Unfortunately, this is not the limit to the idiocy in Arizona.  Consider the fact that some in the State House there want to consider a woman pregnant two weeks before they are actually pregnant!  Yep, they state that live begins during ovulation.  I gather, then any woman who has a period is guilty of murdering her unborn child.

Mother Jones

“...Think about the implications down the road. If a woman is “pregnant” two weeks before she becomes pregnant, than any fertile woman—including those currently menstruating!—should really be considered pregnant. After all, we don’t know the future. We don’t know that any non-pregnant woman couldn’t be pregnant two weeks from now, making her retroactively pregnant now. Considering that it’s anti-choice nuts we’re talking about, it’s safe to assume that they’d simply prefer a situation where all women of reproductive age are considered to be pregnant, on the grounds that they could be two weeks from now. Better safe than sorry, especially if that mentality means you get to exert maximum control over the bodies of women of reproductive age….”

It’s this kind of thing that makes those of us who are against abortion cringe.  It makes everyone who is pro-life look like a bunch of fools.  I’m getting a little tired of this stuff.  It has reached the point where, in some places, women are being tried for murder if they lose a baby or give birth to a stillborn child.  Yes – it is happening.

“…Now with this Arizona bill, if a woman is deemed pregnant two weeks before she actually is, prosecutors could even have a chance to look at your choices when you weren’t even pregnant—before you even had the sex that made you pregnant—and blame those choices for bad outcomes. They’re creating, brick by brick, the legal basis on which to prosecute a woman who drinks some alcohol, becomes pregnant two weeks later, and miscarries, even though she didn’t drink while pregnant. And you best believe that when feminists protest this, they’ll just paint it as if we’re more interested in protecting drunken sluts than “babies.”

If you can be “pregnant” without being pregnant, that also creates legal complications around simple menstruation. After all, menstruation is usually seen as the opposite of being pregnant; women use menstruation to mark that they aren’t pregnant. But under this bill, you could both be menstruating and “pregnant” by law. Should Roe be overturned and the state start looking to prosecute women for miscarriages they deem inappropriately prevented, what about women who are just getting their period? They’re “pregnant” under the pregnant-prior-to-conception framework, aren’t they? Are they miscarrying in the eyes of the law or are they just continuing their theoretical pregnancy?

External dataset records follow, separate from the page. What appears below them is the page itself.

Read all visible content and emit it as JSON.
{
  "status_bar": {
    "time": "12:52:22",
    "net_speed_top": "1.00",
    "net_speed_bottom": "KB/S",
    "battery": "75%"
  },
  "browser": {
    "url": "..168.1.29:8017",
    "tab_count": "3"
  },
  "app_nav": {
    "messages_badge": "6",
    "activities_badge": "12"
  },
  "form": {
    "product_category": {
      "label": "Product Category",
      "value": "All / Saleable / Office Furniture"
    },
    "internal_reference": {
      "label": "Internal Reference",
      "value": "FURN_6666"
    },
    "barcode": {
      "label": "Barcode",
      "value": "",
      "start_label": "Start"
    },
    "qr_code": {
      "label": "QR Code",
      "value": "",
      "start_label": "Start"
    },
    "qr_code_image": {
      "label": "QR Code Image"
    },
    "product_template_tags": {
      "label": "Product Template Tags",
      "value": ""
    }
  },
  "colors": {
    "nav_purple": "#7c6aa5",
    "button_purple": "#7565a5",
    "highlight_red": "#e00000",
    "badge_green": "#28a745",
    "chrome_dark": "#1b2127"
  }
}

These kinds of ambiguities are exactly the sort of thing zealous misogynist law enforcement will be looking to exploit. …”

When does the stupidity come to an end?

I think we have the answer to the question – can you be too conservative?  Yep, you sure can.  When you become this conservative, you become abjectly liberal in your limits of freedom.

No wonder this is a state where Russell Pierce had such an easy time of it.